J’ai rencontré Aimé Césaire en 1982, par hasard au détour d’un rayon de la bibliothèque de mon lycée. Un miracle en réalité. On nous avait dit d’aller passer l’heure au CDI parce que l’un de nos profs avait du retard, à cause d’une grève de chauffeurs routiers. Chacun chercha son bonheur dans cette île aux trésors. J’ai vite trouvé le mien.

C’était « Cahier d’un retour au pays natal « . Ce titre a fait tilt dans ma tête. C’était un vieux recueil jauni par le temps, mais pas trop froissé par les manipulations. Cette phrase m’avait particulièrement intrigué : « … je suis même réveillé la nuit par ces jambes inlassables qui pédalent la nuit et la morsure âpre dans la chair molle de la nuit d’une Singer que ma mère pédale, pédale pour notre faim et de jour et de nuit ».

Je connaissais cette scène, je l’ai vue dans les souks de Casablanca lorsque nous vivions au Maroc. C’était l’activité des femmes des bidonvilles. Je l’ai revue, ici en France, partout chez mes proches ou chez les voisins dans ma cité. La machine à coudre les fins de mois difficiles, les fripes à raccommoder pour le petit dernier, les ourlets à faire pour rendre service à la voisine qui fait le ménage chez les Français. Ma mère avait une Singer aussi. Au Maroc, elle était mécanique. En France, elle était électrique.

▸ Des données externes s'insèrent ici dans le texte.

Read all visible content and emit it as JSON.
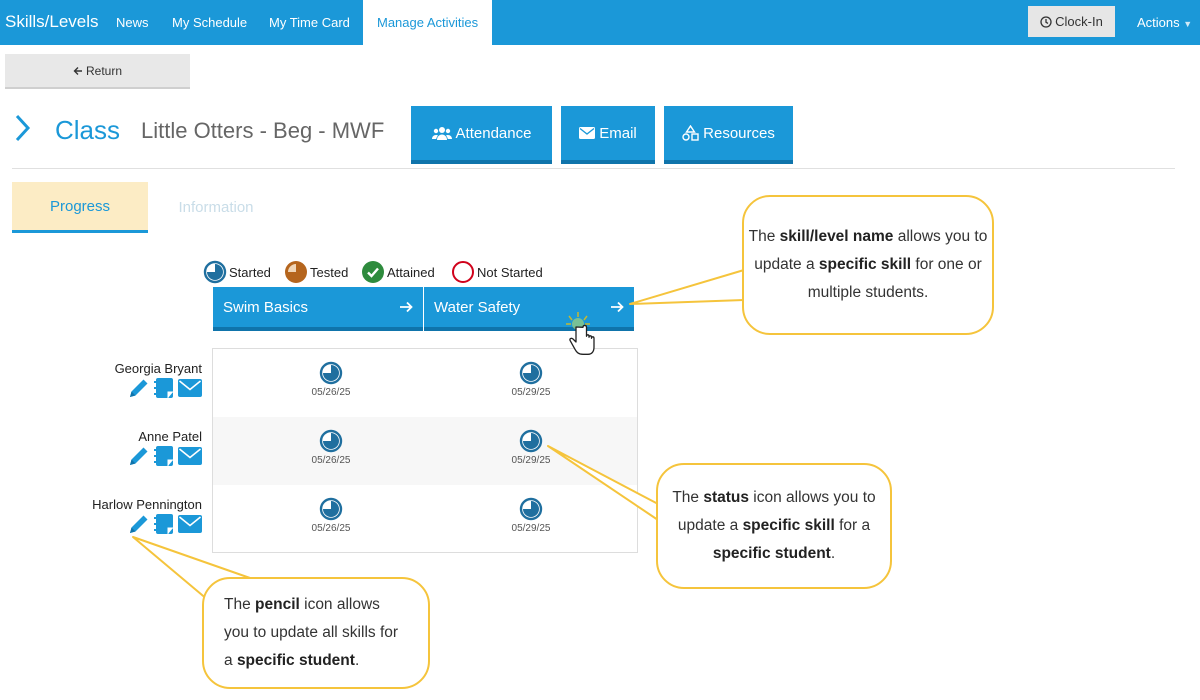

A cette époque au lycée, je faisais partie d’un petit groupe composé de quelques élèves exotiques. Nous prenions conscience de ce que nous étions au fur et à mesure de l’installation d’un Front national conquérant. Nous débattions sans cesse sur l’apartheid en Afrique du Sud, sur les Black Panthers aux USA, des paroles de Bob Marley et de Johnny Clegg. Un des surveillants du lycée lisait un roman d’Alice Walker,  » The color purple « , devenu en 1985 un film culte adapté par Spielberg,  » La couleur pourpre « . Quelques mois plus tard, à l’automne 1983, nous avions vaguement entendu parler d’un groupe de jeunes des quartiers de Lyon qui marchaient contre le racisme à travers toute la France, comme Gandhi, depuis Marseille pour aller à Paris.

Césaire n’était jamais très loin de nous. D’autres sont venus lui prêter main forte pour nous aider à comprendre notre temps : Luther King, Mandela, Mohamed Ali, Simone Veil, Brassens, Renaud et quelques militants anonymes qui soulevaient des montagnes pour faire changer le cours des choses dans notre cité. Cette ambiance a formaté nos consciences. On sortait peu à peu de l’adolescence pour mettre les pieds dans le monde des adultes. Depuis, la flotte est passée sous les ponts.

Aujourd’hui encore, les stéréotypes colonisent les consciences et les débats sont toujours enflammés. Les poudres chocolatées « ya bon Banania » n’ont pas disparu des rayons de nos supermarchés. D’autres livres sur l’esclavage, les ravages du colonialisme, le racisme ou encore les crispations identitaires françaises jaunissent toujours dans les bibliothèques. Césaire nous a quittés mais son empreinte sur ces questions sera toujours visible, comme le phare à l’approche des côtes. Merci, Monsieur Césaire, d’avoir mis votre boussole à notre disposition.